Bangkaterkini.id, Partai Solidaritas Indonesia (PSI) tengah mempersiapkan momen krusial: penyematan jaket partai kepada Presiden Joko Widodo. Langkah ini bukan sekadar seremoni, melainkan penanda dimulainya peran resmi Jokowi sebagai Ketua Dewan Pembina PSI, sebuah posisi yang diyakini akan memperjelas peta politik sang kepala negara.
Wakil Ketua Dewan Pembina DPP PSI, Grace Natalie, menegaskan bahwa Presiden Jokowi akan segera mengenakan jaket kebanggaan PSI. Namun, sebelum itu terjadi, Grace menekankan pentingnya bagi seluruh Dewan Pimpinan Wilayah (DPW) PSI di seluruh Indonesia untuk merampungkan struktur kepengurusan hingga tingkat desa dan kelurahan.

"Ini serentak di wilayah lain juga berlangsung karena kita tahun depan kita sudah masuk verifikasi, dan segera merampungkan agar Bapak Dewan Pembina bisa segera secara formal memakai jaket PSI dan ikut menyapa masyarakat," ungkap Grace saat kunjungan di Kupang, seperti dikutip dari detikBali. Setelah proses ini rampung, Jokowi direncanakan akan melakukan kunjungan ke berbagai daerah dengan mengenakan atribut resmi PSI.
Di sisi lain, Ketua DPP PSI Bestari Barus menyoroti makna lebih dalam dari penyematan jaket ini. Menurut Bestari, momen tersebut secara implisit akan menjadi penanda bahwa Presiden Jokowi tidak lagi bersama Partai Demokrasi Indonesia Perjuangan (PDIP). "Penyematan jaket ini diharapkan dapat memperjelas status politik Bapak Jokowi di mata publik," ujar Bestari.

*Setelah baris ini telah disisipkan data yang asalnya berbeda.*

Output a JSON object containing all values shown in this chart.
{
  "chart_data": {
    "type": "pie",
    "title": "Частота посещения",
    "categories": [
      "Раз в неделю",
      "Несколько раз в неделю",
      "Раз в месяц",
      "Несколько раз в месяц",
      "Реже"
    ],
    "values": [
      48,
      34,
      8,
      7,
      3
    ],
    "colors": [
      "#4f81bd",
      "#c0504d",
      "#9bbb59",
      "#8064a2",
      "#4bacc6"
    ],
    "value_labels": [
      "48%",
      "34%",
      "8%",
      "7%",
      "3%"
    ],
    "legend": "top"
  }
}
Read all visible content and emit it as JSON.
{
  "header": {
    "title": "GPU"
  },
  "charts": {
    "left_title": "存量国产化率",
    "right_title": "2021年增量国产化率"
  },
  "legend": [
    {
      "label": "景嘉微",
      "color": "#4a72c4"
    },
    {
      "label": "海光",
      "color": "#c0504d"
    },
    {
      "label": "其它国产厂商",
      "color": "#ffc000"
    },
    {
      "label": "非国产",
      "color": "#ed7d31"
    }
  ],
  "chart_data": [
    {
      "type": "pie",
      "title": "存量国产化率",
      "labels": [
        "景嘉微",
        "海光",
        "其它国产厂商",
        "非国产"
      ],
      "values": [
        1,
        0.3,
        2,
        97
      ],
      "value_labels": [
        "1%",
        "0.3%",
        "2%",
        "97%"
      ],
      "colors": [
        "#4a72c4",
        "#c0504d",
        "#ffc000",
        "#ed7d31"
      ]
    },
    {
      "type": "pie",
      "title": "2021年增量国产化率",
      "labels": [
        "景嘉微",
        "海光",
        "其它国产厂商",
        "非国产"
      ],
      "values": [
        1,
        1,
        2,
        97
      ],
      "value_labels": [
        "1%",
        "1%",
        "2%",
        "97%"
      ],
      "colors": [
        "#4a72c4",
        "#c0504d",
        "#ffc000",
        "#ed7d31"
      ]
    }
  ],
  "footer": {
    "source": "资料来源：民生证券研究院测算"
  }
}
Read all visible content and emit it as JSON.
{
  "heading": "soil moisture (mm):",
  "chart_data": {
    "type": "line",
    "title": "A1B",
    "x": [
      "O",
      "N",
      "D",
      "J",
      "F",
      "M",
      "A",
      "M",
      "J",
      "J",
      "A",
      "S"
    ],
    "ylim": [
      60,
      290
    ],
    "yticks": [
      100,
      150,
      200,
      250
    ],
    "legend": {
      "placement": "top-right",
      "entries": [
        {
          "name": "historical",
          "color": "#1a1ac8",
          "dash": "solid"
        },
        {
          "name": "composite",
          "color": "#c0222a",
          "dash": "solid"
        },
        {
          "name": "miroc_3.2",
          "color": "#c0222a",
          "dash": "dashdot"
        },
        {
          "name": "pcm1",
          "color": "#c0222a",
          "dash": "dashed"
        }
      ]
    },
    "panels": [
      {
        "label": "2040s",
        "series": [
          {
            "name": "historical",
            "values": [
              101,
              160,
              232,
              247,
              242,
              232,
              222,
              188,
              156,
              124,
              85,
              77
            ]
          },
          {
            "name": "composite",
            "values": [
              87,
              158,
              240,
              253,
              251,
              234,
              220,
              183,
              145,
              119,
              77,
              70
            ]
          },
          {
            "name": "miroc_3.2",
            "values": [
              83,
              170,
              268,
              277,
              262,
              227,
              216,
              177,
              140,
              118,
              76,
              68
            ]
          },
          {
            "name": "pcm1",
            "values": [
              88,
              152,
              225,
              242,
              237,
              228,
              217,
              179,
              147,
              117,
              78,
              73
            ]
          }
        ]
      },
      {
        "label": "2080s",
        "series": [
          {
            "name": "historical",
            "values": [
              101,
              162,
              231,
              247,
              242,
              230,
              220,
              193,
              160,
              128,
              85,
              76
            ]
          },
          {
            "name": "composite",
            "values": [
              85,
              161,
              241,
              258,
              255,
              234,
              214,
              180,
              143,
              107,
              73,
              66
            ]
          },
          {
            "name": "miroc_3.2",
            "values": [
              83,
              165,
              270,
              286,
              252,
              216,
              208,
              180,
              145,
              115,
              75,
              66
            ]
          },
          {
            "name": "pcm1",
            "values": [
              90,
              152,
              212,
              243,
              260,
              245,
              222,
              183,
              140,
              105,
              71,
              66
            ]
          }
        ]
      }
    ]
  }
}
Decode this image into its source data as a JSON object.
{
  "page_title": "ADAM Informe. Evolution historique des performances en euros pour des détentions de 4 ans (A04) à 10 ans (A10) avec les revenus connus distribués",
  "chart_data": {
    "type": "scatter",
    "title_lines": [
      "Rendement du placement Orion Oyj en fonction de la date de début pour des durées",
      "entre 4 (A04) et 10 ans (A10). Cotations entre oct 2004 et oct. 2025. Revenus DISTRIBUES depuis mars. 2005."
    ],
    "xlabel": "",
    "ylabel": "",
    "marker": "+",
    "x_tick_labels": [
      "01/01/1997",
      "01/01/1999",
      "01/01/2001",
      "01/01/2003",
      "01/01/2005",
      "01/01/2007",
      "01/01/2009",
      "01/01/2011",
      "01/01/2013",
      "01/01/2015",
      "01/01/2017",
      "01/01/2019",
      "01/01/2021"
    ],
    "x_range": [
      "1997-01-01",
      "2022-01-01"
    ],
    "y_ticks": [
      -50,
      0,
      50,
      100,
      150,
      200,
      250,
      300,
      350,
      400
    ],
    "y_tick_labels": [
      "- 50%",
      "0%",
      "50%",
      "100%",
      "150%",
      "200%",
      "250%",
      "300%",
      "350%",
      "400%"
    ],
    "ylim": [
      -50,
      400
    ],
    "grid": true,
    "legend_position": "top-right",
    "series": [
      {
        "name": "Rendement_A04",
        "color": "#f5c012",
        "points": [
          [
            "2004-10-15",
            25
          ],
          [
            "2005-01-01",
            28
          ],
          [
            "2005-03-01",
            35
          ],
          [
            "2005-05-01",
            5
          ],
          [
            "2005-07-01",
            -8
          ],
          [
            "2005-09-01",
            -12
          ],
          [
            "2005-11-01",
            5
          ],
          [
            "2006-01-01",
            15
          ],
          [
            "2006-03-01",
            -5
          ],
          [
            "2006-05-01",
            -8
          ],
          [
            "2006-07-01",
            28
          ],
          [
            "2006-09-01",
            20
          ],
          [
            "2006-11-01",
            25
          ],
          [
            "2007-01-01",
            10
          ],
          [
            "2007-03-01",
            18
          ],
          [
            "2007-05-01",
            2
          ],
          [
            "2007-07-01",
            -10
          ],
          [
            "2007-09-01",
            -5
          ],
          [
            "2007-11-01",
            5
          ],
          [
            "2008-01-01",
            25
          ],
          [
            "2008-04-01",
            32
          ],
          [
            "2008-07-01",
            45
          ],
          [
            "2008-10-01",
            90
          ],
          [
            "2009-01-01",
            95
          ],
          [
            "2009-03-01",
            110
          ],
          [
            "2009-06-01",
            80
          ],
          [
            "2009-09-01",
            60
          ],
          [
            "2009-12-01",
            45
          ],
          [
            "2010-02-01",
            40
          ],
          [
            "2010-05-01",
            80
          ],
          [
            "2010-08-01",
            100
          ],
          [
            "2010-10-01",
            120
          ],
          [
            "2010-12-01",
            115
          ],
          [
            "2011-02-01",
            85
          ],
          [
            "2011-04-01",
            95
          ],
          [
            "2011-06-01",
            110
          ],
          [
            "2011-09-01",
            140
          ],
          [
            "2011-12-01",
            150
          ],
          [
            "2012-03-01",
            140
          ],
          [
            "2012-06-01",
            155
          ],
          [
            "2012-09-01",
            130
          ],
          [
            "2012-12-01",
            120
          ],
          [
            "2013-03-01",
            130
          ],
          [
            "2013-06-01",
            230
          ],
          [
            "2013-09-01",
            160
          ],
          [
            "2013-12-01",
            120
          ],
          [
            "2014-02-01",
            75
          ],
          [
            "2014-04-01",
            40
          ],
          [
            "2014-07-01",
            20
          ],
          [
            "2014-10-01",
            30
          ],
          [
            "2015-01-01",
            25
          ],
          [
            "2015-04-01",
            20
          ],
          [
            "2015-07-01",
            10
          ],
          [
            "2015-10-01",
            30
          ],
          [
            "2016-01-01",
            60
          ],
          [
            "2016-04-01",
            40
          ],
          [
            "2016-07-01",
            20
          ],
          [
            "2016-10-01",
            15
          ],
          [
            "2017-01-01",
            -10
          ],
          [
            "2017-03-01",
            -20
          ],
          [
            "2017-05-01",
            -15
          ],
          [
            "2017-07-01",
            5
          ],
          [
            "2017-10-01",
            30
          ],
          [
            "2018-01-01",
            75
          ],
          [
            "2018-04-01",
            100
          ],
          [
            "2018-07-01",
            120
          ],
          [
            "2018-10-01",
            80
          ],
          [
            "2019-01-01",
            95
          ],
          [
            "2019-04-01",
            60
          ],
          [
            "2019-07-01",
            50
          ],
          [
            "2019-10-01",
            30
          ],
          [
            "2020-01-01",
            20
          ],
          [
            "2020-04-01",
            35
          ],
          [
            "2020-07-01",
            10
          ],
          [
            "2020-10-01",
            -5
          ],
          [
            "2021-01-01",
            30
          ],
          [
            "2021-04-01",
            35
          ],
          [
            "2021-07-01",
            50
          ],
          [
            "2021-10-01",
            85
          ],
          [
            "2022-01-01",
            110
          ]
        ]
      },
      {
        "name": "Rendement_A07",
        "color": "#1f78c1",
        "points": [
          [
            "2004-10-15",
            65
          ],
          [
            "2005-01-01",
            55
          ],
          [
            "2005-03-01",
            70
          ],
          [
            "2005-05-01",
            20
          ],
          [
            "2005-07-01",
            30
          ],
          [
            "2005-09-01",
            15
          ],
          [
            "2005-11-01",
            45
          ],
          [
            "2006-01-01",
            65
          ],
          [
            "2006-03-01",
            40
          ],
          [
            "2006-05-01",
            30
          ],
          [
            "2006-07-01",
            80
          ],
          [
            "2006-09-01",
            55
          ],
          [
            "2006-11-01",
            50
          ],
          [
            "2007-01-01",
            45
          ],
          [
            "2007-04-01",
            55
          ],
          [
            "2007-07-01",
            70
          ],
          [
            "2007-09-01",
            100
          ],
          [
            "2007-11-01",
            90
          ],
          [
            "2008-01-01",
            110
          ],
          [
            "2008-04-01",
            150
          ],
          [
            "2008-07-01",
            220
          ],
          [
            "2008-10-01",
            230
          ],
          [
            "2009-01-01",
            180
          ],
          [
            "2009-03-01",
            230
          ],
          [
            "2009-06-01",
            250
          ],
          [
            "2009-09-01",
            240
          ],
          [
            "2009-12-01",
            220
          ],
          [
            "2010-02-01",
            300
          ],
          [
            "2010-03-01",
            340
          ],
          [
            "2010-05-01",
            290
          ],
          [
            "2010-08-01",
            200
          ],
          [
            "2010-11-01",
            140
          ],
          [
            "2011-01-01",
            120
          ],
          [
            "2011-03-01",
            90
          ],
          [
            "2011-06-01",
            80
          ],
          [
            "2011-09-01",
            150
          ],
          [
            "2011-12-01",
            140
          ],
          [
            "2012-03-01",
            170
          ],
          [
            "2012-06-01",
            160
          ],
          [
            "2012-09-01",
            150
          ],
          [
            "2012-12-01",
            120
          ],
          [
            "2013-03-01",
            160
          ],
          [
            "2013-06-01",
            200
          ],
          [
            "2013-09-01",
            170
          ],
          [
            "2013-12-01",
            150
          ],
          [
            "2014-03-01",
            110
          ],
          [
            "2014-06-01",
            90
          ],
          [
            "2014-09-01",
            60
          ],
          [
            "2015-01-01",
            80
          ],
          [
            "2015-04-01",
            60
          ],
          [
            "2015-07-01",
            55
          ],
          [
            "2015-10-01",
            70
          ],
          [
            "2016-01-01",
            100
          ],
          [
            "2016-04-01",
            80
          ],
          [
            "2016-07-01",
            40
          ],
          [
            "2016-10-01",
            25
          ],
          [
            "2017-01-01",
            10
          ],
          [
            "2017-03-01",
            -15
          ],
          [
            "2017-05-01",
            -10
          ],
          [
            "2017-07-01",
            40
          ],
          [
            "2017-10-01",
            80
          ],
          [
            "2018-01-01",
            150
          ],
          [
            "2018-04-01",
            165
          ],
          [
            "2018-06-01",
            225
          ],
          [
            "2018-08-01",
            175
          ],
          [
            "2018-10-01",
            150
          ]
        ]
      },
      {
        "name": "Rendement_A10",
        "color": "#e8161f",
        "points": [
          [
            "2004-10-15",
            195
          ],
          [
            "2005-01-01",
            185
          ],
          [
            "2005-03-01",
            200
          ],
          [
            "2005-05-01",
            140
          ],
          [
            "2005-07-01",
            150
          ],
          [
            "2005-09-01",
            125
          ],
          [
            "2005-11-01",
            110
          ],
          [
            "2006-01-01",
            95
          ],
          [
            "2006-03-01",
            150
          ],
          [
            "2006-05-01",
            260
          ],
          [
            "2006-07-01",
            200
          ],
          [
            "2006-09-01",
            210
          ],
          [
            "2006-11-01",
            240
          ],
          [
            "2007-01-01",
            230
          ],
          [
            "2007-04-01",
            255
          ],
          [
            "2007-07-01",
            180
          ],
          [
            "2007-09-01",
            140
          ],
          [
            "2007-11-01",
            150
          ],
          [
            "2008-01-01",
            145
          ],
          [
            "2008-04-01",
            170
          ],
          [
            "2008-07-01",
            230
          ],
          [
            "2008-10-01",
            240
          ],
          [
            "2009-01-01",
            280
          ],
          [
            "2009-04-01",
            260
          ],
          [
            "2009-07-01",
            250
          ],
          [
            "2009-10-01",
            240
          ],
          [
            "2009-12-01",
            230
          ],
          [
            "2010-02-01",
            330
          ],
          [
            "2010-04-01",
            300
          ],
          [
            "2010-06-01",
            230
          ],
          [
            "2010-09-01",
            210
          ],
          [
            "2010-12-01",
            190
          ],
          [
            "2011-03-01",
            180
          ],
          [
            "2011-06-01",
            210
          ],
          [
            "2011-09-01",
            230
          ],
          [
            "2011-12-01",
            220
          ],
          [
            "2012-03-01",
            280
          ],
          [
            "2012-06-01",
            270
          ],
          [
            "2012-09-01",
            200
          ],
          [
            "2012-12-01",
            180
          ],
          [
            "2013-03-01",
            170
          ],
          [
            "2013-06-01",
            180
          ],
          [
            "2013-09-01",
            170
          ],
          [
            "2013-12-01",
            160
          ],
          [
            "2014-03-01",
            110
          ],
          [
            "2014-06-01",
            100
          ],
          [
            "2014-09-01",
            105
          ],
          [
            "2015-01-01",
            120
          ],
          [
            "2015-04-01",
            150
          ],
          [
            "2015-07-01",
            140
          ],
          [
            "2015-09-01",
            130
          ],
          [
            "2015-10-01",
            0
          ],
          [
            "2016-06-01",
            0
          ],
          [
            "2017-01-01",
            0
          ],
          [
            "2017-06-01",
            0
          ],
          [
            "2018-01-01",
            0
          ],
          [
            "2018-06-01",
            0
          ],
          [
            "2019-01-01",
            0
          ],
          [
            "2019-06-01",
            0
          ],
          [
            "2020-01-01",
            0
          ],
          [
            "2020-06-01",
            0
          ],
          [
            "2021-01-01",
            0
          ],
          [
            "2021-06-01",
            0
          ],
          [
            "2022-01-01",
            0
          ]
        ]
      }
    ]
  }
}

Bestari menambahkan bahwa Ketua Umum PSI, Kaesang Pangarep, yang akan secara simbolis menyematkan jaket tersebut. Meski tanggal pasti belum ditetapkan, Bestari menekankan bahwa ini bukan sekadar formalitas. "Setelah disematkan jaket itu dan diumumkan secara resmi oleh Ketua Umum, itu akan menjadi permakluman publik sebesar-besarnya bahwa Pak Jokowi sudah bersama PSI dan tidak lagi bersama PDI," tegas Bestari kepada awak media akhir pekan ini. Ia menambahkan, "Tentunya kalau soal jaketnya itu kan simbolik. Penjaketan itu simbolik tentu menyesuaikan dengan waktu dan tempat nanti di mana Ketua Umum yang akan menyematkan secara simbolis, dimulainya efektifnya beliau nanti Pak Jokowi sebagai Ketua Dewan Pembina."
Rencana Jokowi menjabat sebagai Ketua Dewan Pembina PSI sendiri telah disampaikan Kaesang dalam berbagai kesempatan, termasuk saat kunjungan ke Sumatera Selatan dan Lampung. Bestari berharap, prosesi ini akan mengakhiri segala keraguan di masyarakat mengenai afiliasi politik Jokowi. "Posisi politik beliau, ya biar nggak lagi ada keraguan, kebimbangan di masyarakat toh. Ini partainya sudah yang mana sekarang Pak Jokowi, kan begitu," pungkasnya.
Setelah resmi mengenakan jaket PSI, Bestari mengungkapkan bahwa Presiden Jokowi direncanakan akan melakukan safari politik ke 38 provinsi di Indonesia. Beberapa daerah yang akan menjadi tujuan awal antara lain Lampung, Nusa Tenggara Timur, dan Jawa Barat. Dalam setiap kunjungan, PSI juga menitipkan pesan khusus kepada Jokowi untuk disampaikan kepada masyarakat dan relawan: "Dukung pemerintahan Prabowo-Gibran."